Posted: Tue Feb 11, 2025 3:31 am
by relemedf5w023
Aiven CTO Heikki Noosiainen also believes that the threat of a shutdown from all major cloud providers at once is very low for most enterprises — but companies may want to retain the ability to move code around for disaster recovery purposes. “Although rare, we do occasionally see large outages of Google, AWS, or Azure in one or more regions,” he says. And companies with very downtime-sensitive online business needs may want to be able to restore from backups.

of multi-cloud operation, so that companies can freely choose providers without being locked in, and using open source technology, as this allows the same set of services to run across multiple clouds. Some of these options may not be cheap, but the overall benefits may be worth it. “It costs money, but if you invest in building an infrastructure-as-code solution, it will solve many other problems along the way, including disaster recovery,” Nuziainen said.

According to Valentine, the design of enterprise benin whatsapp data can play a major role in how a company handles a cloud outage. “Most have applications that were running on-premises and then moved to the cloud,” he says. “This migration strategy has some drawbacks.”

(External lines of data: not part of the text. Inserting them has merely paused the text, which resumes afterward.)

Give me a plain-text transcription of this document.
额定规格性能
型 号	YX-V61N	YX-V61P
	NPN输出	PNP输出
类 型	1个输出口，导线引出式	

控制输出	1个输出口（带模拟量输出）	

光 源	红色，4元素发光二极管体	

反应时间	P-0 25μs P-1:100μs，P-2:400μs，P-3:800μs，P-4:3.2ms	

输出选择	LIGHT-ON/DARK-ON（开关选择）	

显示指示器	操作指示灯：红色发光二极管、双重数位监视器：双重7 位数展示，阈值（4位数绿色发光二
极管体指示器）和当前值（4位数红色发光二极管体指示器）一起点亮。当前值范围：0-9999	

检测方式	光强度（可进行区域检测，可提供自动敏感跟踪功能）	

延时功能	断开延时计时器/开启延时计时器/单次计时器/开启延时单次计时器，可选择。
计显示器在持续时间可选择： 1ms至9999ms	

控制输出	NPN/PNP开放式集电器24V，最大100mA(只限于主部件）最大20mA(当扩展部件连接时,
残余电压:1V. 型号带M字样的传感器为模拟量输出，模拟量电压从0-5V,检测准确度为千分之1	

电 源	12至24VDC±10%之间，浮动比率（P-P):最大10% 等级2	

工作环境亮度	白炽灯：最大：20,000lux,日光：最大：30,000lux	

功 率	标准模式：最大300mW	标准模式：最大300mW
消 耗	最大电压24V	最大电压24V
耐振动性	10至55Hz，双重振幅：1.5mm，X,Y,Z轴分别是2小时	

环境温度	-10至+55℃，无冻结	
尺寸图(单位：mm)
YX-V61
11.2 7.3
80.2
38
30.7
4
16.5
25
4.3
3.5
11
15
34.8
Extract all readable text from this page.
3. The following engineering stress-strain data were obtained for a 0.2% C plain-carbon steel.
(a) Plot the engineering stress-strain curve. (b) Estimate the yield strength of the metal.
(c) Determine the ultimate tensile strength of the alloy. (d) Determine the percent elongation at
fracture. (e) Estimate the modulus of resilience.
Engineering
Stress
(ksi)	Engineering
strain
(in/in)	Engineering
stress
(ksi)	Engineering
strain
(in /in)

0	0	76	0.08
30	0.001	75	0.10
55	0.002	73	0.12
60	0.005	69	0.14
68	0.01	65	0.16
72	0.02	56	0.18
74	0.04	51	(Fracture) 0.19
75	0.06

Moving the application again could be difficult, Valentine said, because some changes had already been made to migrate to the cloud as a primary environment. If the company takes the time to restructure the applications, perhaps using the Kubernetes container model, they will be more portable.

He notes that there can be other pitfalls to cloud migration, such as organizations becoming locked into a specific provider due to their choice of technology. To avoid this, he says, organizations can choose open source technology, which allows them to create a vendor-agnostic platform that can be supported by multiple providers. “But it’s expensive. It takes twice as long, so it costs twice as much, so is it worth it?” asks Valentine.